I love the Twins and have followed them for 56 years through down times and good. It’s because I care that I will call out management or the manager when they are hurting. Management should have had better backups than Cave for Buxton and Adrianza or Gonzalez for Donaldson. With a good backup 1st baseman, Sano could have spent time on the bench when he became a lost strikeout machine. Luckily we had Jeffers for Garver. I like Gordon as a possible replacement for Arraez. Who has the best skill set for the team? Kirilloff has a role. Painfully, Kepler generally has an unacceptable low batting average. The bench is far too week and the starting pitching at 4 and 5 needs better insurance. A quality backup for Buxton is necessary.

 

I’m one of the ones that supports Rosario. I see him make almost all routine catches and he has adequate range plus a monster throwing arm, which impacts games more than the average home run, IMO. We need a closer. Romo, M Gonzalez, Adrianza should be let go. MLB ready backup for Donaldson. Dobnak and Smeltzer can’t be counted on IMO and the 2019 and 2020 numbers prove it.
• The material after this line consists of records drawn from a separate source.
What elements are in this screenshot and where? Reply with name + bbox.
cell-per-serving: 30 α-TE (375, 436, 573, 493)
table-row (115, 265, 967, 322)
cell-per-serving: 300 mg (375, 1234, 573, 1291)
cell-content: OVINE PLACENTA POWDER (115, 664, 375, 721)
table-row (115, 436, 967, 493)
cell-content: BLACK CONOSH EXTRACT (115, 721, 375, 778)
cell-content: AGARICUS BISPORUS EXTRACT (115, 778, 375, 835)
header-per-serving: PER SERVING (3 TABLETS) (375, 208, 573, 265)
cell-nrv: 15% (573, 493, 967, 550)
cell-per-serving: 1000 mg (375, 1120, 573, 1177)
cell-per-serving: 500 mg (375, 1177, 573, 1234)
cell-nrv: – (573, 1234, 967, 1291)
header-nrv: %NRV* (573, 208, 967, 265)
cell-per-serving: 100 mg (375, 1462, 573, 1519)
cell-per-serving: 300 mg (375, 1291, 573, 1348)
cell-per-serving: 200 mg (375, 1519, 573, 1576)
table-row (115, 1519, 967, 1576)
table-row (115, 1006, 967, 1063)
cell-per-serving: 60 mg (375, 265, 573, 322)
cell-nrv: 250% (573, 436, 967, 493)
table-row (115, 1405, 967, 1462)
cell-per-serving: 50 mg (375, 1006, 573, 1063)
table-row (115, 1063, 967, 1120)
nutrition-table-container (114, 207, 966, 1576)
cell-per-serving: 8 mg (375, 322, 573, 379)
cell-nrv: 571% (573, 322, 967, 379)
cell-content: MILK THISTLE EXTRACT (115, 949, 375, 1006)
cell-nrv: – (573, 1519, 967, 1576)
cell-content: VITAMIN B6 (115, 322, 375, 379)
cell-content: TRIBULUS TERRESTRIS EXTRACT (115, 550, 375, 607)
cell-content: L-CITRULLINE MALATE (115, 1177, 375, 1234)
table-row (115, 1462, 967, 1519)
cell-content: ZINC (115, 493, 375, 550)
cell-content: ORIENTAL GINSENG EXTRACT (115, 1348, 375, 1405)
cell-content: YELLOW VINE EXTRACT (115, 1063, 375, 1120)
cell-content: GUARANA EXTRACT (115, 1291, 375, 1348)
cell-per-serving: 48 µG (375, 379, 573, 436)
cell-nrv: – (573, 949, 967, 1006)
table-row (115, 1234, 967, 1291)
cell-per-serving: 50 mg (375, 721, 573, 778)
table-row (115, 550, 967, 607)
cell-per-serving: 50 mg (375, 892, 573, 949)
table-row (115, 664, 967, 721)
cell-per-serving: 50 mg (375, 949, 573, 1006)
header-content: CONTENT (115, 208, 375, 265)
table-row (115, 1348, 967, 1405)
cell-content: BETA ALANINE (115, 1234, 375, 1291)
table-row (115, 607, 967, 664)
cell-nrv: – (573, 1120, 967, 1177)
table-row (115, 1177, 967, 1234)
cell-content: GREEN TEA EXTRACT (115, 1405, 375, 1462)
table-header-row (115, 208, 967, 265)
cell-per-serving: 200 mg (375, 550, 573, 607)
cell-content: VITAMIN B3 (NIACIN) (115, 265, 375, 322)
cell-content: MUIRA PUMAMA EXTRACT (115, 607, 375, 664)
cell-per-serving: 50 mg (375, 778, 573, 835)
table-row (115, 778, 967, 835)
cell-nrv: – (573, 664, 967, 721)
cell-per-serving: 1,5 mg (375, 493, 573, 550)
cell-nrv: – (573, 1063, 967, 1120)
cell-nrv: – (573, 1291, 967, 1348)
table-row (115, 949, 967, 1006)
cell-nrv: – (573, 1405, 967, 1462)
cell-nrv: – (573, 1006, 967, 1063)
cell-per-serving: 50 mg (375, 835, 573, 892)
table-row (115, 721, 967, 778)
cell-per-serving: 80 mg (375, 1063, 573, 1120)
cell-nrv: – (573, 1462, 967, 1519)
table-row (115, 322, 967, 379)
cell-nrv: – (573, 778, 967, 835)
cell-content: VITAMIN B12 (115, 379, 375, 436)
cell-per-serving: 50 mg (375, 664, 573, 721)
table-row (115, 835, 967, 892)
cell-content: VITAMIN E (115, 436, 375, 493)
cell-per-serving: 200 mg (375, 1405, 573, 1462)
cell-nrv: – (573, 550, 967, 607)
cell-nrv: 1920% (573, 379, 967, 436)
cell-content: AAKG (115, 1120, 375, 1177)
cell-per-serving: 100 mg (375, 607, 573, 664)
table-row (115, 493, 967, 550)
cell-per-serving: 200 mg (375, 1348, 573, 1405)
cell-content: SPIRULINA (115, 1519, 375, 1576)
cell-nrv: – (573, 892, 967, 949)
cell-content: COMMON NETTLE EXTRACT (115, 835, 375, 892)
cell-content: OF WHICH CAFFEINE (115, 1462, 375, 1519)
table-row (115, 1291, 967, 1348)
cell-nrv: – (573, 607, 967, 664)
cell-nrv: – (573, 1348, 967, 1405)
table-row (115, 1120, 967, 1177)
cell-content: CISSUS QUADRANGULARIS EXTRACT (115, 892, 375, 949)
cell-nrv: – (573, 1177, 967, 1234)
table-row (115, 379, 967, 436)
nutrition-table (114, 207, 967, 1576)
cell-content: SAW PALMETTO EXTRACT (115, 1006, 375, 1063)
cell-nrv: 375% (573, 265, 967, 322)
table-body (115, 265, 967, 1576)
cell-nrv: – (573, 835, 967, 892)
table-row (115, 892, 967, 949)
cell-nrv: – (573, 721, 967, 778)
We probably need a new manager or one (Rocco) who is willing to correct his mistakes and grow.

 

I like Rooker to be an important piece next year.

 

Management needs to bring in MLB ready players to share time with or replace Donaldson, Buxton, Sano and possible Arraez (Gordon).

 

WIN TWINS!

 

This post is excellent and covers it all.  Although when he mentions bringing in MLB ready players, I wonder how much will their readiness will be taken into account over their service time.  We have already seen how much service time matters to the FO, given their history with Buxton for one example.  Plus, I really wonder why Kirilloff was brought up only for a game that doesn't count toward his service time.  If he was really MLB ready for postseason, wasn't he good enough to bring up in the regular season when injuries were mounting?  Or were they afraid of the clock staring to tick on his service time?